Il 5 simboleggia la perfezione mistica, e quella estetica, è un numero circolare che moltiplicato per sé stesso sempre a sé stesso torna. Il 6 il numero del male. La realtà è che con i numeri ci si può fare quello che si vuole, si possono interpretare a piacimento e spesso grazie a loro semplici coincidenze diventano teoremi o, talvolta, complotti. I numeri si piegano alla numerologia (un’invenzione di Sant’Agostino, pare), all’interpretazione forzata, al simbolismo così come si piegano talvolta i bilanci delle società. E così le statistiche, gli indici e le conseguenti previsioni.
fonti: U.S. Office of Management and Budget / Centers for Disease Control & Prevention
I conti si possono sempre quadrare ma questo non vuol dire raggiungere la verità. E noi, soprattutto noi, lo sappiamo bene. Fatti e notizie sono regolati dai numeri, l’economia è anche questione di numeri, la finanza lo è completamente. Comunicare con attenzione il loro reale significato diminuisce l’incertezza, è un dovere etico. I numeri sono alla base della musica e dei suoi canoni ma è l’estro la rende imprevedibile e sorprendente.

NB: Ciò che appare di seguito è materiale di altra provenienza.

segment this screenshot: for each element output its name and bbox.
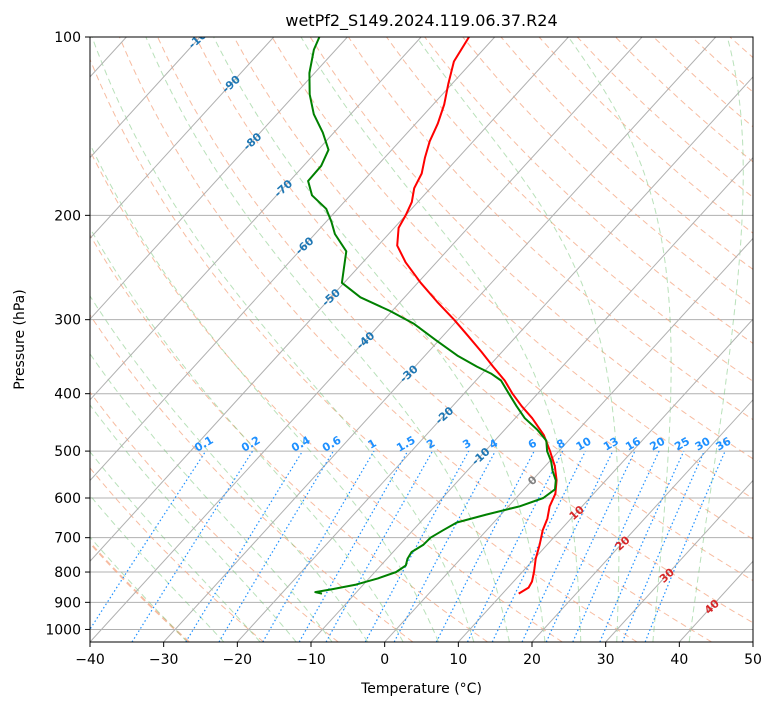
plot-frame [89,36,754,643]
x-tick-label: −30 [149,652,179,668]
isotherm-line [90,37,201,159]
isotherm-line [457,318,753,642]
dry-adiabat [90,149,563,642]
isotherm-line [531,399,753,642]
isotherm-line [310,156,753,642]
moist-adiabat [213,37,546,642]
moist-adiabat [90,450,261,642]
mixing-ratio-line [393,450,496,642]
y-tick-label: 800 [54,565,81,581]
y-tick-label: 900 [54,595,81,611]
isotherm-line [90,37,275,240]
dry-adiabat [90,541,190,642]
dry-adiabat [386,37,753,382]
y-tick-label: 700 [54,531,81,547]
dry-adiabat [309,37,753,460]
dry-adiabat [90,467,264,642]
mixing-ratio-line [466,450,564,642]
mixing-ratio-line [90,450,207,631]
isotherm-line [236,76,753,642]
dry-adiabat [90,58,638,642]
moist-adiabat [90,295,369,642]
moist-adiabat [90,494,225,642]
moist-adiabat [90,142,439,642]
mixing-ratio-line [131,450,254,642]
moist-adiabat [90,404,297,642]
dry-adiabat [271,37,753,500]
dry-adiabat [90,234,488,642]
x-tick-label: −10 [296,652,326,668]
y-tick-label: 600 [54,491,81,507]
moist-adiabat [688,37,744,642]
dry-adiabat [347,37,753,421]
dry-adiabat [195,37,753,582]
moist-adiabat [90,536,188,642]
isotherm-line [90,37,643,642]
x-tick-label: 0 [380,652,389,668]
isotherm-line [90,37,569,563]
isotherm-line [384,237,753,642]
x-tick-label: 20 [523,652,541,668]
moist-adiabat [567,37,672,642]
mixing-ratio-line [325,450,434,642]
moist-adiabat [90,227,404,642]
moist-adiabat [145,37,510,642]
mixing-ratio-line [644,450,726,642]
mixing-ratio-line [572,450,660,642]
y-tick-label: 1000 [45,622,81,638]
x-axis-ticks: −40 −30 −20 −10 0 10 20 30 40 50 [75,642,762,668]
x-tick-label: 40 [670,652,688,668]
isotherm-line [90,37,348,320]
mixing-ratio-line [185,450,304,642]
isotherm-line [90,37,496,482]
x-axis-label: Temperature (°C) [360,681,482,697]
moist-adiabat [416,37,620,642]
y-axis-label: Pressure (hPa) [12,289,28,389]
y-tick-label: 500 [54,444,81,460]
x-tick-label: 10 [449,652,467,668]
mixing-ratio-lines [90,450,726,642]
y-tick-label: 400 [54,387,81,403]
moist-adiabat [91,37,475,642]
x-tick-label: 30 [597,652,615,668]
isotherms [90,37,753,642]
y-axis-ticks: 100 200 300 400 500 600 700 800 900 1000 [45,30,90,638]
dewpoint-profile-line [307,37,557,595]
isotherm-line [163,37,717,642]
x-tick-label: −20 [223,652,253,668]
isotherm-line [90,37,422,401]
temperature-profile-line [396,37,558,595]
y-tick-label: 100 [54,30,81,46]
y-tick-label: 300 [54,313,81,329]
mixing-ratio-line [621,450,705,642]
isotherm-line [605,479,753,642]
moist-adiabat [90,353,333,642]
mixing-ratio-line [599,450,685,642]
dry-adiabat [157,37,753,624]
x-tick-label: −40 [75,652,105,668]
y-tick-label: 200 [54,208,81,224]
chart-title: wetPf2_S149.2024.119.06.37.R24 [285,11,557,31]
x-tick-label: 50 [744,652,762,668]
sounding-profiles [307,37,558,595]
horizontal-grid [90,37,753,630]
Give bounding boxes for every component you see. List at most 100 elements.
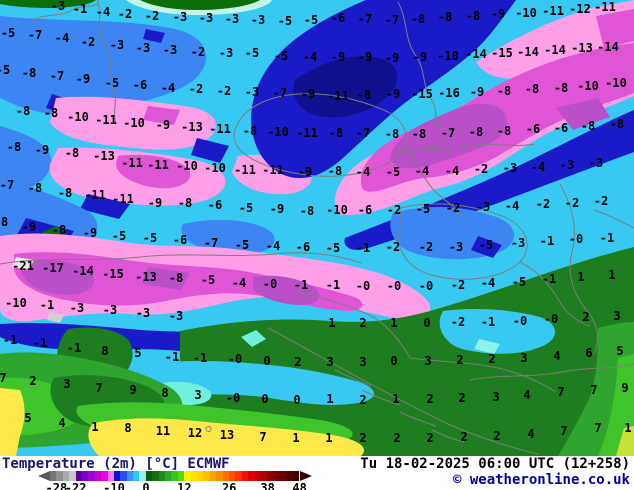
temp-value-label: 6 xyxy=(585,346,592,360)
temp-value-label: -9 xyxy=(385,51,399,65)
temp-value-label: -8 xyxy=(466,9,480,23)
temp-value-label: 0 xyxy=(261,392,268,406)
temp-value-label: -17 xyxy=(42,261,64,275)
temp-value-label: -9 xyxy=(413,50,427,64)
colorbar-segment xyxy=(196,471,204,481)
temp-value-label: -3 xyxy=(136,306,150,320)
temp-value-label: -2 xyxy=(81,35,95,49)
temp-value-label: -11 xyxy=(95,113,117,127)
country-border xyxy=(0,252,363,265)
temp-value-label: -1 xyxy=(73,2,87,16)
temp-value-label: -3 xyxy=(169,309,183,323)
colorbar-tick-label: 26 xyxy=(221,481,237,490)
temp-value-label: -8 xyxy=(412,127,426,141)
temp-value-label: -9 xyxy=(156,118,170,132)
temp-value-label: -8 xyxy=(0,215,8,229)
temp-value-label: -1 xyxy=(540,234,554,248)
region-navy-core xyxy=(293,56,398,118)
temp-value-label: -8 xyxy=(243,124,257,138)
colorbar-segment xyxy=(152,471,159,481)
temp-value-label: -6 xyxy=(358,203,372,217)
temp-value-label: 1 xyxy=(91,420,98,434)
colorbar-segment xyxy=(94,471,102,481)
temp-value-label: -5 xyxy=(1,26,15,40)
temp-value-label: -5 xyxy=(105,76,119,90)
temp-value-label: 9 xyxy=(621,381,628,395)
temp-value-label: -8 xyxy=(610,117,624,131)
region-r-corner xyxy=(616,426,634,456)
country-border xyxy=(398,203,528,280)
temp-value-label: 0 xyxy=(390,354,397,368)
temp-value-label: -21 xyxy=(12,259,34,273)
colorbar-segment xyxy=(69,471,76,481)
country-border xyxy=(267,327,539,455)
temp-value-label: 2 xyxy=(493,429,500,443)
temp-value-label: -8 xyxy=(581,119,595,133)
temp-value-label: -9 xyxy=(301,87,315,101)
temp-value-label: -2 xyxy=(217,84,231,98)
colorbar-segment xyxy=(107,471,114,481)
temp-value-label: -8 xyxy=(44,106,58,120)
temp-value-label: -12 xyxy=(569,2,591,16)
temp-value-label: -0 xyxy=(263,277,277,291)
country-border xyxy=(399,411,437,427)
temp-value-label: -3 xyxy=(589,156,603,170)
temp-value-label: -9 xyxy=(470,85,484,99)
temp-value-label: -7 xyxy=(273,86,287,100)
temp-value-label: -8 xyxy=(52,223,66,237)
temp-value-label: -8 xyxy=(65,146,79,160)
temp-value-label: 0 xyxy=(423,316,430,330)
country-border xyxy=(559,183,598,355)
temp-value-label: -11 xyxy=(121,156,143,170)
temp-value-label: -2 xyxy=(565,196,579,210)
temp-value-label: -10 xyxy=(437,49,459,63)
colorbar-segment xyxy=(56,471,63,481)
temp-value-label: 1 xyxy=(392,392,399,406)
country-border xyxy=(361,389,401,406)
colorbar-tick-label: 12 xyxy=(177,481,192,490)
temp-value-label: -9 xyxy=(83,226,97,240)
temp-value-label: 1 xyxy=(292,431,299,445)
temp-value-label: 7 xyxy=(557,385,564,399)
temp-value-label: -10 xyxy=(67,110,89,124)
temp-value-label: 3 xyxy=(424,354,431,368)
temp-value-label: -10 xyxy=(176,159,198,173)
temp-value-label: -9 xyxy=(331,50,345,64)
country-border xyxy=(205,426,212,432)
colorbar-segment xyxy=(145,471,153,481)
temp-value-label: 11 xyxy=(156,424,170,438)
region-mid-lightblue-c xyxy=(181,219,275,255)
temp-value-label: -8 xyxy=(329,126,343,140)
country-border xyxy=(297,291,411,359)
temp-value-label: -5 xyxy=(416,202,430,216)
temp-value-label: 3 xyxy=(326,355,333,369)
colorbar-segment xyxy=(267,471,274,481)
temp-value-label: -14 xyxy=(72,264,94,278)
temp-value-label: -0 xyxy=(226,391,240,405)
colorbar-left-arrow-icon xyxy=(38,471,50,481)
temp-value-label: -5 xyxy=(112,229,126,243)
colorbar-segment xyxy=(165,471,172,481)
temp-value-label: -1 xyxy=(40,298,54,312)
region-ml-magenta1 xyxy=(116,154,191,189)
colorbar-segment xyxy=(248,471,255,481)
colorbar-segment xyxy=(273,471,281,481)
country-border xyxy=(431,429,465,443)
temp-value-label: -10 xyxy=(123,116,145,130)
temp-value-label: -4 xyxy=(531,160,545,174)
map-title: Temperature (2m) [°C] ECMWF xyxy=(2,456,230,472)
temp-value-label: -2 xyxy=(474,162,488,176)
temp-value-label: 1 xyxy=(577,270,584,284)
region-navy-fleck-b xyxy=(143,29,165,43)
colorbar-segment xyxy=(286,471,293,481)
country-border xyxy=(397,1,439,131)
temp-value-label: -3 xyxy=(245,85,259,99)
temp-value-label: -3 xyxy=(511,236,525,250)
temp-value-label: 5 xyxy=(616,344,623,358)
temp-value-label: -3 xyxy=(110,38,124,52)
temp-value-label: -2 xyxy=(386,240,400,254)
temp-value-label: -1 xyxy=(542,272,556,286)
temp-value-label: 5 xyxy=(24,411,31,425)
temp-value-label: 4 xyxy=(553,349,560,363)
temp-value-label: 4 xyxy=(58,416,65,430)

Lo stesso vale per l’arte e le proporzioni che, nell’estetica classica, identificavano il principio della bellezza nella consonanza delle parti tra loro e nel rapporto con il tutto e che, via via, ha abbandonato la perfezione
formale per approdare sempre più incisivamente all’espressione emozionale della materia e dello spazio senza peraltro perdere valore anche quando rimangono dei semplici numeri.
Jackson Pollock, n°5 (1948), valore $140.000.000
Mark Rothko, n° 6 (1951) $186.000.000 da Yves Bouvier a un magnate russo, cresta compresa. O $49,99 su art.com, spese di trasporto escluse.
Da Attus siamo partiti e con Attus finiamo. We are not numbers. Non siamo numeri, è vero. Ma alla domanda fondamentale sulla vita, l’universo e tutto quanto chi ha letto La guida galattica per autostoppisti conosce la risposta definitiva. Questa:
«"Quarantadue!" urlò Loonquaw (al super computer Pensiero Profondo). "Questo è tutto ciò che sai dire dopo un lavoro di sette milioni e mezzo di anni?" "Ho controllato molto approfonditamente," disse il computer, "e questa è sicuramente la risposta. A essere sinceri, penso che il problema sia che voi non abbiate mai saputo veramente qual è la domanda"» E in realtà il problema è davvero questo. I numeri possono fornire risposte e, talvolta, essere risposte a loro volta. Quello che è fondamentale è sapere cosa si vuole sapere e come lo si vuole sapere. Servono basi per dare senso e stabilità alle altezze. Il rapporto è biunivoco, il collante è la serietà. Non siamo numeri, quindi. Allora siamo parole? Diceva Groucho Marx: gli uomini sono donne come tutte le altre. Possiamo quindi dire che i numeri sono parole come tutte le altre?